Exactement. Elles doivent demander à leur ex-conjoint de les aider et, s’il n’est pas solvable, elles doivent demander à l’État de les aider. Alors même que pendant la vie conjugale et après, ce sont le plus souvent elles qui ont la charge des enfants. De plus, le recours aux aides sociales impose une mise sous contrôle de leur budget et de leur conjugalité. Elles sont tenues de mentionner si elles se mettent à nouveau en couple, ce qui entraîne la perte d’une partie de leurs aides (pourtant destinées à la prise en charge d’enfants qui ne sont pas ceux de leur nouveau conjoint).

Les juges ont ainsi l’habitude que les femmes justifient leurs dépenses, en particulier celles qui concernent leurs enfants. J’ai souvenir de l’un d’eux qui disait : « Ah, vous êtes une femme, je suis sûre que vous avez des pochettes et des sous-pochettes avec tous les comptes pour vos enfants. » Et c’était vrai. La dame avait tout cela ! Ce qui est impressionnant quand on met tout bout à bout c’est de réaliser qu’une femme qui prend en charge quotidiennement ses enfants, c’est elle qui doit aussi faire les démarches pour obtenir une pension, c’est encore elle qui doit faire les démarches auprès de la CAF, et que c’est elle qui doit fournir en permanence des justificatifs de ses revenus et prouver qu’elle ne s’est pas remise en couple. C’est un travail et un contrôle permanents.

Les hommes ne sont-ils pas censés dire ce qu’ils gagnent pour pouvoir verser une pension ?

Si, mais quand ils n’ont pas de justificatifs de revenus, les juges renoncent souvent, pour des questions de moyens, à faire des expertises comptables. Ils considèrent aussi qu’un homme rétif à justifier de ses revenus risque d’être un mauvais payeur. Mieux vaut alors ne pas de fixer de pension, pour que la mère puisse demander une allocation de soutien familial, ou alors fixer celle qu’il déclare être prêt à payer. Les impayés de pension sont de fait nombreux et les recours complexes à mettre en œuvre.

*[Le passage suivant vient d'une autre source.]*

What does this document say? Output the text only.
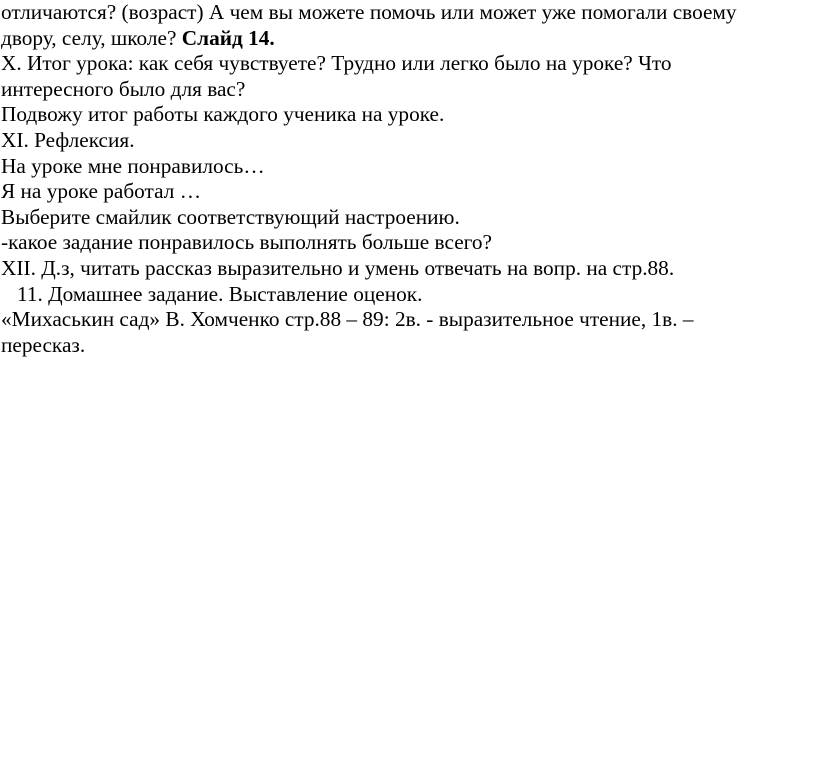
отличаются? (возраст) А чем вы можете помочь или может уже помогали своему
двору, селу, школе? Слайд 14.
X. Итог урока: как себя чувствуете? Трудно или легко было на уроке? Что
интересного было для вас?
Подвожу итог работы каждого ученика на уроке.
XI. Рефлексия.
На уроке мне понравилось…
Я на уроке работал …
Выберите смайлик соответствующий настроению.
-какое задание понравилось выполнять больше всего?
XII. Д.з, читать рассказ выразительно и умень отвечать на вопр. на стр.88.
11. Домашнее задание. Выставление оценок.
«Михаськин сад» В. Хомченко стр.88 – 89: 2в. - выразительное чтение, 1в. –
пересказ.
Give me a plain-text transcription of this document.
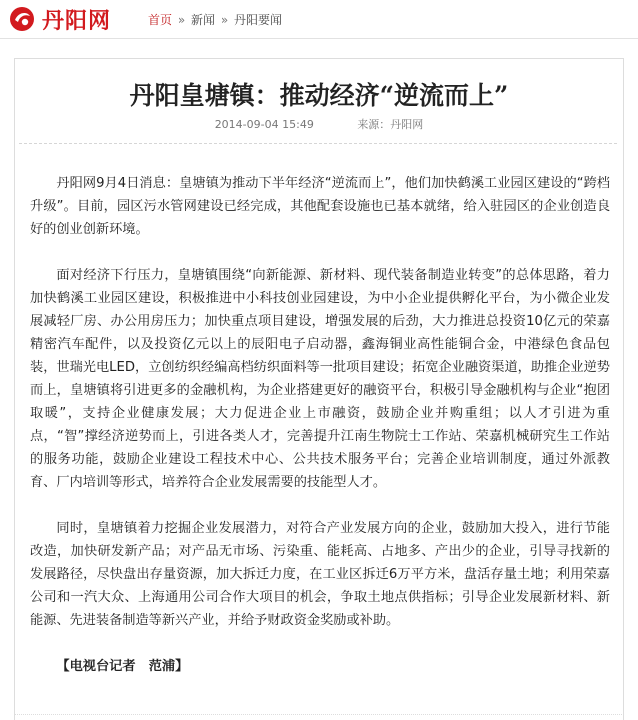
丹阳网	首页 » 新闻 » 丹阳要闻
丹阳皇塘镇：推动经济“逆流而上”
2014-09-04 15:49	来源：丹阳网

丹阳网9月4日消息：皇塘镇为推动下半年经济“逆流而上”，他们加快鹤溪工业园区建设的“跨档升级”。目前，园区污水管网建设已经完成，其他配套设施也已基本就绪，给入驻园区的企业创造良好的创业创新环境。

面对经济下行压力，皇塘镇围绕“向新能源、新材料、现代装备制造业转变”的总体思路，着力加快鹤溪工业园区建设，积极推进中小科技创业园建设，为中小企业提供孵化平台，为小微企业发展减轻厂房、办公用房压力；加快重点项目建设，增强发展的后劲，大力推进总投资10亿元的荣嘉精密汽车配件，以及投资亿元以上的辰阳电子启动器，鑫海铜业高性能铜合金，中港绿色食品包装，世瑞光电LED，立创纺织经编高档纺织面料等一批项目建设；拓宽企业融资渠道，助推企业逆势而上，皇塘镇将引进更多的金融机构，为企业搭建更好的融资平台，积极引导金融机构与企业“抱团取暖”，支持企业健康发展；大力促进企业上市融资，鼓励企业并购重组；以人才引进为重点，“智”撑经济逆势而上，引进各类人才，完善提升江南生物院士工作站、荣嘉机械研究生工作站的服务功能，鼓励企业建设工程技术中心、公共技术服务平台；完善企业培训制度，通过外派教育、厂内培训等形式，培养符合企业发展需要的技能型人才。

同时，皇塘镇着力挖掘企业发展潜力，对符合产业发展方向的企业，鼓励加大投入，进行节能改造，加快研发新产品；对产品无市场、污染重、能耗高、占地多、产出少的企业，引导寻找新的发展路径，尽快盘出存量资源，加大拆迁力度，在工业区拆迁6万平方米，盘活存量土地；利用荣嘉公司和一汽大众、上海通用公司合作大项目的机会，争取土地点供指标；引导企业发展新材料、新能源、先进装备制造等新兴产业，并给予财政资金奖励或补助。

【电视台记者　范浦】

En France, ils restent peu pénalisés. La situation est très différente aux Etats-Unis, par exemple, où il n’y a pas d’état social, et où les juges fixent des pensions alimentaires élevées, y compris pour les classes populaires. Les impayés de pension constituent une raison fréquente d’emprisonnement des hommes noirs. On voit ici les limites de systèmes qui pensent d’un côté une redistribution de genre, plus ou moins limitée, au sein de la famille et de l’autre une redistribution entre familles riches et pauvres, elle aussi plus ou moins limitée, aveugle aux inégalités qui se jouent au sein des ménages.

A quand un système de redistribution qui articule les inégalités entre familles et les inégalités dans la famille ? Ce qui serait intéressant c’est que les pères riches paient pour les mères pauvres. Mais ce n’est pas ça qui est prévu dans le droit.